Patty Maloney, ‘Far Out Space Nuts’ and ‘Star Wars Holiday Special’ Actress, Dies at 89

Patty Maloney, the 3-foot-11 actress who played the alien Honk on the Sid & Marty Krofft family show Far Out Space Nuts and Chewbacca’s son, Lumpy, on the long-lamented Star Wars Holiday Special, has died. She was 89.
Maloney had suffered several strokes over the years and died Monday in hospice care in Winter Park, Florida, her brother, Dave Myrabo, told The Hollywood Reporter. “For a little person growing up in a big world, she did everything she wanted to do,” he said.
Maloney did lots of work alongside the 3-foot-10 Billy Barty. The two appeared together in the Wizard of Oz feature Under the Rainbow (1981), starring Chevy Chase, and on episodes of Little House on the Prairie, Charlie’s Angels, The Love Boat, Trapper John, M.D. and more.
Far Out Space Nuts, starring Bob Denver and Chuck McCann as bumbling maintenance workers turned accidental space travelers, aired for one season (1975-76) on CBS. Maloney’s furry Honk couldn’t speak but communicated through a horn on the top of its head.
“Her extensive dancing and mime skills enabled her to convey a full range of emotions for Honk without ever speaking a word of dialogue — and with her facial features utterly obscured,” an impressed Hal Erickson noted in his 2007 book, Sid and Marty Krofft: A Critical Study of Saturday Morning Children’s Television 1969-1993.
Few were impressed with anything or anyone having to do with The Star Wars Holiday Special, which aired the week before Thanksgiving in 1978 on CBS and featured Star Wars actors alongside the likes of Bea Arthur, Art Carney and Harvey Korman.

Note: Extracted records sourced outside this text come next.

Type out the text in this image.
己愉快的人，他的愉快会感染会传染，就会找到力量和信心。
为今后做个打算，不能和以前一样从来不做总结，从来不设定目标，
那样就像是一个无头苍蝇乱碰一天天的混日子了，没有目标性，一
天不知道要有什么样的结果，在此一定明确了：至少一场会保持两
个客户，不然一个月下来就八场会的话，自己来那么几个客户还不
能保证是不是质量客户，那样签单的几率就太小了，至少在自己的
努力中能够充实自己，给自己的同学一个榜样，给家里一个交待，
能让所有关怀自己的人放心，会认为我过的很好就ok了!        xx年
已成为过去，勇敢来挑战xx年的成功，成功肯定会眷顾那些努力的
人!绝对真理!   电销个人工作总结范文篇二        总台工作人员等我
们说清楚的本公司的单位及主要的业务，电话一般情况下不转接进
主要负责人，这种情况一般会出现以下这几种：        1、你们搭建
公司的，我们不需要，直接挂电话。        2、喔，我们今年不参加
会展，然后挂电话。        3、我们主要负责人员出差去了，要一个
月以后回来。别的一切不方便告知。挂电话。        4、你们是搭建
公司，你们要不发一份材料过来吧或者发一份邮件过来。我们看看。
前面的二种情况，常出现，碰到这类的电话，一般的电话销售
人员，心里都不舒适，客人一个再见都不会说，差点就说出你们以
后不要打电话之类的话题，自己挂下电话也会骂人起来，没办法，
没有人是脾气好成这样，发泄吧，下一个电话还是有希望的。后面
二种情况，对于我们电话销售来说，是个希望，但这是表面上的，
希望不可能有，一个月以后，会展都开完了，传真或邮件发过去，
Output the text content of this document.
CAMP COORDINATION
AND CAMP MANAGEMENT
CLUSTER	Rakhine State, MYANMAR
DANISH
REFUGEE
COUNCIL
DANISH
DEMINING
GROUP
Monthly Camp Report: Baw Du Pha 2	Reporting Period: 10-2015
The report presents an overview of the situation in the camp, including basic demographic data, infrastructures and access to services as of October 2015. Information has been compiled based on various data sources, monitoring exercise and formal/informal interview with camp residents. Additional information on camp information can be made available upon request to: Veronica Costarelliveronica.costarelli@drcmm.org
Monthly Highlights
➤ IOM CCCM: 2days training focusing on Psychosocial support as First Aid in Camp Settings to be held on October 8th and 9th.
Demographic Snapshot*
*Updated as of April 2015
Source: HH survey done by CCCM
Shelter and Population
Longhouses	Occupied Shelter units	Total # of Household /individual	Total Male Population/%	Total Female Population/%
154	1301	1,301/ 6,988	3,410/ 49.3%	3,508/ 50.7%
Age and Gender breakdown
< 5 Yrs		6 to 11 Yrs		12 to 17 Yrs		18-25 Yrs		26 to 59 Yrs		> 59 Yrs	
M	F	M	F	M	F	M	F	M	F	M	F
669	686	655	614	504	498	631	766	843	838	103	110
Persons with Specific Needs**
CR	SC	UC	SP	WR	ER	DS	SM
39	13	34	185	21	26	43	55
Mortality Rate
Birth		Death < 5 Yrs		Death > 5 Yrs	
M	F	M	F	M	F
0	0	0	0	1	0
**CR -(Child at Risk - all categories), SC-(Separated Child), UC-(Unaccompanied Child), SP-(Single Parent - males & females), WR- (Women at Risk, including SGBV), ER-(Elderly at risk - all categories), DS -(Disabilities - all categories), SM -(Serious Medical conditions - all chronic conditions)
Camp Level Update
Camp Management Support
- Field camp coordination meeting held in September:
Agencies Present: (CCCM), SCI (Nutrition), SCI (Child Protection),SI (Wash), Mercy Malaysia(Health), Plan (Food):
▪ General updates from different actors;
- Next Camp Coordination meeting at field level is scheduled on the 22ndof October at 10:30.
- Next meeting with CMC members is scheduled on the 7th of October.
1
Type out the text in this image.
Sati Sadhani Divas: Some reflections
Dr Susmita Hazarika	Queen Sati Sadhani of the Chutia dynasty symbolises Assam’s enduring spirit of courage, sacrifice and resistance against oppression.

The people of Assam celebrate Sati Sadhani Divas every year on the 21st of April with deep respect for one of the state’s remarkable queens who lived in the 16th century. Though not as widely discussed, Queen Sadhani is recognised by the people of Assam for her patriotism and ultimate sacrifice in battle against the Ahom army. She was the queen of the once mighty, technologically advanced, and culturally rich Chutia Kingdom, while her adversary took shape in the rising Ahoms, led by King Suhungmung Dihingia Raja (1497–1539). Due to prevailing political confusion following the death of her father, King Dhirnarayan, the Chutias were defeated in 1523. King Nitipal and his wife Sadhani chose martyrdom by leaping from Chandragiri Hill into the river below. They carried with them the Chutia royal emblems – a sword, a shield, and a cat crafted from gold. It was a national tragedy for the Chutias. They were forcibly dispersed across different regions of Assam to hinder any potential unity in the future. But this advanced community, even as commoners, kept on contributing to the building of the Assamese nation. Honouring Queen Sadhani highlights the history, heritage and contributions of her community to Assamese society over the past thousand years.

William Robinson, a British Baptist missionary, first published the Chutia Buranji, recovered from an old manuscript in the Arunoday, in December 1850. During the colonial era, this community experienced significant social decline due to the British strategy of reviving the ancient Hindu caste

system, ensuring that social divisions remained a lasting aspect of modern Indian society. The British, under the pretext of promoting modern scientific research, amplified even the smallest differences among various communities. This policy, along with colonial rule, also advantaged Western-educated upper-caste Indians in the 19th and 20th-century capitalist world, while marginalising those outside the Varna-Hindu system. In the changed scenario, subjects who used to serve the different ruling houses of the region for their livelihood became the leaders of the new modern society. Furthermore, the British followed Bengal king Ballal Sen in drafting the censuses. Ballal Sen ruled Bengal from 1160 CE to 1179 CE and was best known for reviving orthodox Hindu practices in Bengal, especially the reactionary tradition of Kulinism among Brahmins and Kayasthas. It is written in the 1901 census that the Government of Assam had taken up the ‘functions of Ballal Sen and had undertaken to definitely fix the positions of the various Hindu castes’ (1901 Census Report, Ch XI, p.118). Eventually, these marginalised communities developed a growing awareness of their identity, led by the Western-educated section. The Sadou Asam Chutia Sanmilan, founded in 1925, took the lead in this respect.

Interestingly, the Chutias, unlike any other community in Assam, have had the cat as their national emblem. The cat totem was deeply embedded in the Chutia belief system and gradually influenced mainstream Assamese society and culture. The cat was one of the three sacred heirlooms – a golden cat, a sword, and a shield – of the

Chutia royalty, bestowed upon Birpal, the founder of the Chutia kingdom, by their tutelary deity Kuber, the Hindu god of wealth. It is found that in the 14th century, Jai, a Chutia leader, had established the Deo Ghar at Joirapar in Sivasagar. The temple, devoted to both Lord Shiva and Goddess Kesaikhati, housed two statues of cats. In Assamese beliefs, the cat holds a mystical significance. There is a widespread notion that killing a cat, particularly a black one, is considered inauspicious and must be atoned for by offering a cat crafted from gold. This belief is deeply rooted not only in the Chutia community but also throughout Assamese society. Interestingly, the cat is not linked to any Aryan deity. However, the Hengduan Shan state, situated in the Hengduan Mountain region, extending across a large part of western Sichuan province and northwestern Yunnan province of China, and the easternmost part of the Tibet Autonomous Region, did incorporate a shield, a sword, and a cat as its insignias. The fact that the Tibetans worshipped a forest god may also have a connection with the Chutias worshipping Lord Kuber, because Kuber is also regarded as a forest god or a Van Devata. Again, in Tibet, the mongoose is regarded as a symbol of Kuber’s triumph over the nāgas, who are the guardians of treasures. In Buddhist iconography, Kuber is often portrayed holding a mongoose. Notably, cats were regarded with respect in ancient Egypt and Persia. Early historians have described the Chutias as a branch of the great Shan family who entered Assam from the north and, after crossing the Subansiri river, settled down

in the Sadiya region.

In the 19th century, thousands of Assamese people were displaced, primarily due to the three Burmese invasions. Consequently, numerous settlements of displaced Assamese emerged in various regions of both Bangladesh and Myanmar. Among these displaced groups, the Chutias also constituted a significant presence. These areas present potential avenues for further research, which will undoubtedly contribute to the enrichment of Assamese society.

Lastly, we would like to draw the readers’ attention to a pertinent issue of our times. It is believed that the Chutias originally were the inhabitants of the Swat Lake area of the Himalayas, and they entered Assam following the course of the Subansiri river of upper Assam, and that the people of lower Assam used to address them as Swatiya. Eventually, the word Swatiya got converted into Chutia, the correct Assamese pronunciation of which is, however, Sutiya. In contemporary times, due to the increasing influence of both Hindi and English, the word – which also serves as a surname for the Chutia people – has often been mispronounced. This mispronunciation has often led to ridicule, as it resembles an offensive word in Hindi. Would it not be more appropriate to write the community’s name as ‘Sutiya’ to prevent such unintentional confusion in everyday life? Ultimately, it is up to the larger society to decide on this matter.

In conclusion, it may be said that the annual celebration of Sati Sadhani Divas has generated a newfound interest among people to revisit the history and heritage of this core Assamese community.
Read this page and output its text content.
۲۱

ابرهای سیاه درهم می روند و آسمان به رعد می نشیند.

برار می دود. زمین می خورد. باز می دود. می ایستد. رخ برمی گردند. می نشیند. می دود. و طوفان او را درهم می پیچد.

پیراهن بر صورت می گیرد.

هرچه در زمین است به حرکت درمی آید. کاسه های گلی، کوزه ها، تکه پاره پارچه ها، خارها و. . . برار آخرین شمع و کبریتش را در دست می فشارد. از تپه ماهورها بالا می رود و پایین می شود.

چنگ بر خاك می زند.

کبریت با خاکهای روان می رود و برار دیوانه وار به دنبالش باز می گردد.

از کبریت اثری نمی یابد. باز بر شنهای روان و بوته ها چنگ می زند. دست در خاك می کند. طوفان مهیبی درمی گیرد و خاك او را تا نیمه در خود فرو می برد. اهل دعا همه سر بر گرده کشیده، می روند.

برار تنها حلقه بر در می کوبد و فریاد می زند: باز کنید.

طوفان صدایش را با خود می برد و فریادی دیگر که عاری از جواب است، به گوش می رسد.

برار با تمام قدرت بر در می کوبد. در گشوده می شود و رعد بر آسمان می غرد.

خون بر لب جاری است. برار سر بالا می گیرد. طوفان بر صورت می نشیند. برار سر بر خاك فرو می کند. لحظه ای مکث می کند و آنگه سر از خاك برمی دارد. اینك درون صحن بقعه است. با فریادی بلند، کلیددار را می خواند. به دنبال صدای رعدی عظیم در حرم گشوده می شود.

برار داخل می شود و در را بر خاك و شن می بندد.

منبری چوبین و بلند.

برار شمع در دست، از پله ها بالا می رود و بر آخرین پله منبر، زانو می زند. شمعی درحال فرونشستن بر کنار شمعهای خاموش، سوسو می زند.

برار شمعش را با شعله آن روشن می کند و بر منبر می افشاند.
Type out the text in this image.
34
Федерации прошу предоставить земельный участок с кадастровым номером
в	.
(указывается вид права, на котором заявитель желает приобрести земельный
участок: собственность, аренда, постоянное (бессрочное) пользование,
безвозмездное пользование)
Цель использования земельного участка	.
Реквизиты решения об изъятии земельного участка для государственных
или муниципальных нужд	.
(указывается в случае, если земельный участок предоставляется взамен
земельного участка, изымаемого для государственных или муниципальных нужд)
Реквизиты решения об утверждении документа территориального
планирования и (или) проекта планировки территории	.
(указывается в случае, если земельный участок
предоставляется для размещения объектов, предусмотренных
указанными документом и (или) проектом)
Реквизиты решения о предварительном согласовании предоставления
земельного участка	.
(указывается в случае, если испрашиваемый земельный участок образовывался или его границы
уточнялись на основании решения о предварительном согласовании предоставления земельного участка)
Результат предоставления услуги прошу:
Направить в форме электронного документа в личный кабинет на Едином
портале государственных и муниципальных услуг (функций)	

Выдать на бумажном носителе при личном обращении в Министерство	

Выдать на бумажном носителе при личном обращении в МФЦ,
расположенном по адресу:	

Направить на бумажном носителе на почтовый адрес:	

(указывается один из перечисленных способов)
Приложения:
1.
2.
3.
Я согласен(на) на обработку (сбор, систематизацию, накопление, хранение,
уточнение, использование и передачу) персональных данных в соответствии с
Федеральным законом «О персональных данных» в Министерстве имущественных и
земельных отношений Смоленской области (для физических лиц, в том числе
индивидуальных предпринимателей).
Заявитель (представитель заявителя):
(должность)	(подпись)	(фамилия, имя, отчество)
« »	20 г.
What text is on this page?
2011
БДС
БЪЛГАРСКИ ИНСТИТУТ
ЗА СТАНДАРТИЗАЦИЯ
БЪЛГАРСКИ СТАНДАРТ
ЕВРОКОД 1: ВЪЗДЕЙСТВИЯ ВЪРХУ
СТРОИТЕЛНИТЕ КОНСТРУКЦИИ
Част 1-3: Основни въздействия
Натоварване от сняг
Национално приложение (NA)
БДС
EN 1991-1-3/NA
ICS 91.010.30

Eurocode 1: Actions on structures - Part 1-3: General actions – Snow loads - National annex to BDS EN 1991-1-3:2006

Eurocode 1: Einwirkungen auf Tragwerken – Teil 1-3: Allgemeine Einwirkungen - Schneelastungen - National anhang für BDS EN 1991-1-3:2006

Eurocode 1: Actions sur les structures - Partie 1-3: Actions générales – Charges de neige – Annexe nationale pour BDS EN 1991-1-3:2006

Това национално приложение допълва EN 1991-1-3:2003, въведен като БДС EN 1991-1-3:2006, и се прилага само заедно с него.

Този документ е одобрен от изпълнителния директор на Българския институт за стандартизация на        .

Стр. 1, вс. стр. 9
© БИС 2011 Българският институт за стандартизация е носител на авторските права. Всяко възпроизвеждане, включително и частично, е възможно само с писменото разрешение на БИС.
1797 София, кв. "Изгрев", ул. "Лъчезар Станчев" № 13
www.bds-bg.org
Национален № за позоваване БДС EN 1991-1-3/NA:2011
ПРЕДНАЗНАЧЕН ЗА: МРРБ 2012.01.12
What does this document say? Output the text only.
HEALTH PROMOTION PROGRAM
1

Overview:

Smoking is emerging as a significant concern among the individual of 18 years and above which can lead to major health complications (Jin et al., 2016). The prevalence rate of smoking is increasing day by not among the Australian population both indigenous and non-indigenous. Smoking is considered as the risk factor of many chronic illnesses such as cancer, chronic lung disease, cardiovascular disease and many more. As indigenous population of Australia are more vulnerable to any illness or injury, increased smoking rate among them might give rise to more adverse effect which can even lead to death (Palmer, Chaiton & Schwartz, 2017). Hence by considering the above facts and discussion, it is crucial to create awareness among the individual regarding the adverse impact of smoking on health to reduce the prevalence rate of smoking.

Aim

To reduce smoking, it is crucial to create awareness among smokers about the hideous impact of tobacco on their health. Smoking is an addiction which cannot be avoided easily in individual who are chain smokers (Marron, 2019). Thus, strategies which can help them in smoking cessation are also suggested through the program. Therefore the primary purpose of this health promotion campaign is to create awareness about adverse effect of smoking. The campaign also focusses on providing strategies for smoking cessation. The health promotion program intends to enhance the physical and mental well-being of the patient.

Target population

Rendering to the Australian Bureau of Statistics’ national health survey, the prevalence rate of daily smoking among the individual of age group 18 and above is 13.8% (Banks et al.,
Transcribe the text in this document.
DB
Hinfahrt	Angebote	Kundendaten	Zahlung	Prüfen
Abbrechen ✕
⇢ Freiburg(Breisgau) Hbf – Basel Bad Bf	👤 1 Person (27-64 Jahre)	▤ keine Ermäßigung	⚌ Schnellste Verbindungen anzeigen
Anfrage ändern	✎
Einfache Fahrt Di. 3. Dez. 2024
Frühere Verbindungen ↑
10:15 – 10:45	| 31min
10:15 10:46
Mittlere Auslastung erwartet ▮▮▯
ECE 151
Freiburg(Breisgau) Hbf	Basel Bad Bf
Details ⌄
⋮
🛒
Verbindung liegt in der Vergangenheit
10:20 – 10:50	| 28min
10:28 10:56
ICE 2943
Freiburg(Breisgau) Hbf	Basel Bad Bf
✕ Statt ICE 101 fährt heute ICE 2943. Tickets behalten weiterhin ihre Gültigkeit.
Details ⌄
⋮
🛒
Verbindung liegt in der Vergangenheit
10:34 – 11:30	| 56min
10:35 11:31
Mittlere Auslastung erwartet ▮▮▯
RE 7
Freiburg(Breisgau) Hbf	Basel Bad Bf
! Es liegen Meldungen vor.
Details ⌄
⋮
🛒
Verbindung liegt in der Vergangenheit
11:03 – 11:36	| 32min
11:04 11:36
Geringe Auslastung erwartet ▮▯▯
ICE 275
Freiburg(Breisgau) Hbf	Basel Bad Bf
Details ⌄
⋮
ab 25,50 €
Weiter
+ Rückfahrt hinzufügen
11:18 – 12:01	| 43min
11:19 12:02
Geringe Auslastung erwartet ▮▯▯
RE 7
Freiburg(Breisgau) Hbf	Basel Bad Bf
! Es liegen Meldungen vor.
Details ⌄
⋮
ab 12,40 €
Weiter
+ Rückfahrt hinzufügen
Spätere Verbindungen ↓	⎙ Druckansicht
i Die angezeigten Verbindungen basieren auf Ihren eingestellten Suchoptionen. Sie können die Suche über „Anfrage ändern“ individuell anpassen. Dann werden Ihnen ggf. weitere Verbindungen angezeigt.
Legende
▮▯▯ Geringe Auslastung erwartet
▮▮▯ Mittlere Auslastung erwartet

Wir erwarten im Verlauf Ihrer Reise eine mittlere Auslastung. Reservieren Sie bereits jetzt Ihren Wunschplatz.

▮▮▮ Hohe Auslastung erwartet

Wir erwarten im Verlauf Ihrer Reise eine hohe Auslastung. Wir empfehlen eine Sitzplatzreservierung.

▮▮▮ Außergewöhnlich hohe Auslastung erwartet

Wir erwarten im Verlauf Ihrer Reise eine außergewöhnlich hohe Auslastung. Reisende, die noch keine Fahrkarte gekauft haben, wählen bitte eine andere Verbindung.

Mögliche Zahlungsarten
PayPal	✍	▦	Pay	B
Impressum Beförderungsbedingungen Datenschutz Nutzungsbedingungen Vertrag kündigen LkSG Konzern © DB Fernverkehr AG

A few years after it ran, George Lucas reportedly said, “If I had the time and a sledgehammer, I would track down every bootlegged copy of the program and smash it.”
Maloney was central to the family-friendly plot as the son of Chewbacca, played by Peter Mayhew, who had originated the role in the first Star Wars film. (The special also introduced Chewbacca’s father and wife.)
Her Lumpy costume “was made of all human hair, which made it very, very warm,” she recalled in a 2008 interview. “I remember I was doing something on The Towering Inferno, doing a stunt on that, and I had to go over after shooting all day to Stan Winston’s for the face, because he did the head — he did the make-up and the electronics in the head.”
Patricia Ann Maloney was born on March 17, 1936, in Perkinsville, New York. After her father died when she was 7, she was raised in Winter Park by her mother, Kay, and her stepfather, Jerry, an accountant.
Maloney performed with a carnival and with the Ringling Bros. and Barnum & Bailey Circus and attended the University of Florida.
In 1961, she married Joseph Vitek, a printer from Chicago, but after his death from melanoma in 1968, she was urged by friends to return to performing as a way to overcome her grief.
She served as a puppeteer in Fol-de-Pol, a 1972 filmed version of a live Krofft brothers puppet show set at a medieval fair. Barty also worked in that, and in 1976, the two were cast in a pilot for a CBS sitcom called Don’t Call Us that starred Jack Gilford and Marty King as owners of a talent agency.
Patty Maloney with Gregory Harrison (left) and Billy Barty on an episode of ‘Trapper John, M.D.’ in 1984.
20th Century Fox Film Corp/Courtesy Everett Collection
She and Barty also were regulars on a 1978-79 NBC variety show hosted by The Bay City Rollers — the Kroffts produced that — before teaming again on a 1982 CBS special headlined by Cheryl Ladd.
She also appeared for the Kroffts on Brady Bunch and Donny & Marie variety shows.
Maloney’s résumé included the films The Ice Pirates (1984), Swing Shift (1984) and Ernest Saves Christmas (1988) and the series Mary Hartman, Mary Hartman; Rhoda; Buck Rogers in the 25th Century; Married … With Children; Star Trek: Voyager; Nash Bridges; and My Name Is Earl.
She also did voice work and operated the Crypt Keeper puppet on HBO’s Tales From the Crypt.
In addition to her brother, survivors include her nieces, Jennifer and Laura, and her brother-in-law, Vic.